|This entry is therapy
||[Dec. 18th, 2003|04:02 pm]
|||||Neil Young--Keep on Rockin' in the Free World||]|
I am a very secretive person. I keep secrets even from myself. If someone asked me who I was, I would not be able to tell them. The simple fact is that I don't even know myself. I have never known, and I am just beginning to realize that.
Are all people like this at my age? Or is it just me? Is there some magical way of discovering who I am that is hidden from my view?
Only after I find myself will I be able to help the world. That I know, but the question remains: How do I discover who I really am?
Questions, questions. They make up the world.

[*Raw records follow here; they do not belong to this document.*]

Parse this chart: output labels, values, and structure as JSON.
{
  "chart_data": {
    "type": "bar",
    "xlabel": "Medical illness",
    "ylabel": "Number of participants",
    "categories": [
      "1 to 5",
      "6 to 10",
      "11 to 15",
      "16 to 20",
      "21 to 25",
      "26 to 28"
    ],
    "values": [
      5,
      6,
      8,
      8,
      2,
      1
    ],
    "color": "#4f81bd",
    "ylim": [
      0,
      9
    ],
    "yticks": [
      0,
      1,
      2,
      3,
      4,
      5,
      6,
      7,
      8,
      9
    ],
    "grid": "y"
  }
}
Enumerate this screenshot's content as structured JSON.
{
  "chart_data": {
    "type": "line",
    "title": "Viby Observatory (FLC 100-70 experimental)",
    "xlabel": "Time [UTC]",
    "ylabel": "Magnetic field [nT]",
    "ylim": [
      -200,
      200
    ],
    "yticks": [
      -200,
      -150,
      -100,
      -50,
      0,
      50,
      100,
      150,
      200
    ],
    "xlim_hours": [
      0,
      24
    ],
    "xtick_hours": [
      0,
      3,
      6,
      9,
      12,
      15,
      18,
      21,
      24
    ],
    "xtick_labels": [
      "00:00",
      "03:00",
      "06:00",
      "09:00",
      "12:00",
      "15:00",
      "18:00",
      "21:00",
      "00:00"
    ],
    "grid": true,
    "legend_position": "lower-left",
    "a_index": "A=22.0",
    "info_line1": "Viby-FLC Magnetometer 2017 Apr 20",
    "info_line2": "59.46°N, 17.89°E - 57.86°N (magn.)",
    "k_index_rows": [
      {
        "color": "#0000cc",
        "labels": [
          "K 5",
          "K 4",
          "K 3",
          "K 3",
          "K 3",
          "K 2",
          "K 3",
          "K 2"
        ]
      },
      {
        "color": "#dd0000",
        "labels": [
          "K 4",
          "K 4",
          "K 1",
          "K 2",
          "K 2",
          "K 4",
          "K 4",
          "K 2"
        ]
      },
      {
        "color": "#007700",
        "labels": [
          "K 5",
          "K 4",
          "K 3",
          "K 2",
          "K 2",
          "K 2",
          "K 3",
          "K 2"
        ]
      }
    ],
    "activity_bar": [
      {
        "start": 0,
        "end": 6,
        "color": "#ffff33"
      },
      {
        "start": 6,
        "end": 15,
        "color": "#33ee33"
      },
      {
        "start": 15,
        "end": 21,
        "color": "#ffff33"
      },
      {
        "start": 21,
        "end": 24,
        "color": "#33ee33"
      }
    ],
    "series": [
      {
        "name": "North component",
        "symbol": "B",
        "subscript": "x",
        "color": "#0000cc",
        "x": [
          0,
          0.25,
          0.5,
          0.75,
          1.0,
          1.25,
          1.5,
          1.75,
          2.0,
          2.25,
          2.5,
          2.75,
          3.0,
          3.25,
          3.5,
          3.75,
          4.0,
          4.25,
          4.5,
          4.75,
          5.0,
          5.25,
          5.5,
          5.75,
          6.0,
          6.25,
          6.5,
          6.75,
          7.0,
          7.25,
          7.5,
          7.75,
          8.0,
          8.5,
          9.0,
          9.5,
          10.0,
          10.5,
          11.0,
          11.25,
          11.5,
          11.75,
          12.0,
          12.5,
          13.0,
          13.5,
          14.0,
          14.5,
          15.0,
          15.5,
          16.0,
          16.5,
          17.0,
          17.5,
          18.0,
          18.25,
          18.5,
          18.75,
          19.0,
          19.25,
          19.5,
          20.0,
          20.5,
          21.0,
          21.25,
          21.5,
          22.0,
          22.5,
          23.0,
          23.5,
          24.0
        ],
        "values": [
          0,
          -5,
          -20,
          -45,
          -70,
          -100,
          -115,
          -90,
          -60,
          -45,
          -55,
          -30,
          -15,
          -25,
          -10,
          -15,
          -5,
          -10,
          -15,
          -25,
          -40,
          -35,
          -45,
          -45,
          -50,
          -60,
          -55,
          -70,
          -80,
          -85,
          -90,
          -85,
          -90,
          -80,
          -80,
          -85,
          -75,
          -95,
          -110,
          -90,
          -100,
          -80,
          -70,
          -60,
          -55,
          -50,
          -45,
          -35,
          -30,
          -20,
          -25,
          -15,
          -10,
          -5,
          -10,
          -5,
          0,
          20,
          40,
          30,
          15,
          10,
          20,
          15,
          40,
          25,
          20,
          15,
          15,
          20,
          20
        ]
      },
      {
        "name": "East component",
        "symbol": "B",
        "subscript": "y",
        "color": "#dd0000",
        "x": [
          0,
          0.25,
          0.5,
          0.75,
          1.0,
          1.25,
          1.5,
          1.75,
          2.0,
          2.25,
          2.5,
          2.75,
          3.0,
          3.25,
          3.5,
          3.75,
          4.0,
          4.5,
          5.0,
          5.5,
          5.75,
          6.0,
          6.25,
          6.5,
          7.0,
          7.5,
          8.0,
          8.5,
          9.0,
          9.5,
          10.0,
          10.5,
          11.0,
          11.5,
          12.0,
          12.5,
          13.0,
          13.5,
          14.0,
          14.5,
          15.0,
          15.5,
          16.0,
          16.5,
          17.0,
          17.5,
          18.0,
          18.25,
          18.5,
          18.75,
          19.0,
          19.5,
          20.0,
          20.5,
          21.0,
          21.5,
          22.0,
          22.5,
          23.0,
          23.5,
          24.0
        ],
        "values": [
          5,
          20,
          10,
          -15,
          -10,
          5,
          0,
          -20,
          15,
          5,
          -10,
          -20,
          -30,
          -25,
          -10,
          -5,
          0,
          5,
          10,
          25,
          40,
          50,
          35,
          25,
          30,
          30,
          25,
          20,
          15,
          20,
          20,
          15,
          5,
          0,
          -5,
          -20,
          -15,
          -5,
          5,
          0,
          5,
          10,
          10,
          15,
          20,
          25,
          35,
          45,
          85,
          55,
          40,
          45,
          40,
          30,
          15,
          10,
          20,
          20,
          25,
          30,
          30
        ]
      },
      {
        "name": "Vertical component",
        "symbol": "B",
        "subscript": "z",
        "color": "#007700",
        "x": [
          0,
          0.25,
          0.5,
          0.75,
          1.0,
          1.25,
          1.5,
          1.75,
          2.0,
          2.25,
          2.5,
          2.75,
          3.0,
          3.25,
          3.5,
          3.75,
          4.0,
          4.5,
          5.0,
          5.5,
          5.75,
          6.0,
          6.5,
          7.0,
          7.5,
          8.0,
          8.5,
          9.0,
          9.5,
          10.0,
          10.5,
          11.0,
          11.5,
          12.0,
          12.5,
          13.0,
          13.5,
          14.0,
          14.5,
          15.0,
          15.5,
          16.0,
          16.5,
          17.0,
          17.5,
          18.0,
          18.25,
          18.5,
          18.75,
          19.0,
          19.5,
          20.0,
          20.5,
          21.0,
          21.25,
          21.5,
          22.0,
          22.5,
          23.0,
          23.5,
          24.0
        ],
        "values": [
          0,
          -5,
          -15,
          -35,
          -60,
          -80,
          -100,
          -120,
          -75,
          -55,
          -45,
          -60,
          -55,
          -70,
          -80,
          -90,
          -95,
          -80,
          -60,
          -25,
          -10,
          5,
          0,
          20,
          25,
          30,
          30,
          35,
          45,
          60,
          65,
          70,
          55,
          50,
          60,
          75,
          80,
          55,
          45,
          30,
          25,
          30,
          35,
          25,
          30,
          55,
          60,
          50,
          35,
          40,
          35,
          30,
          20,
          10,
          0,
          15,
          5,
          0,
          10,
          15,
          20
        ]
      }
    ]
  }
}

I used to think the false self I called "me" was actually myself, but now I'm not so sure. Ever since it turned into the monster that is anorexia I have doubted this, for surely anorexia is not who I am. I think my pretending to be someone else was the beginning of my disease, the place where I started to fall apart. But if so, I've been falling apart all my life. As far back as I could remember, I was that false self. And when I "killed it off", I was no one. Only now is my true self shining through at times, only to hide again when I realize this. It is there one second, the next I am afraid of who I really am, afraid of being human and all the characteristics that make this up.
I am afraid of the fact I am attracted to men, I am afraid of what I look like, I am afraid of the fact that I need food and rest. The only human thing I am not afraid of is sleeping. Sleeping's okay. So why am I afraid of not being myself all the times that my true self is hidden?
Or is it my true self? Perhaps it is another false one, the sign of another impending disease. I just don't know anymore.
I don't want to keep being caught in the web of lies that has been woven in front of my eyes. False selves do that--at the times when they take over, life is one big lie. And that is almost always.
I am looking for answers to questions--important questions about my life. I hope someday to find them.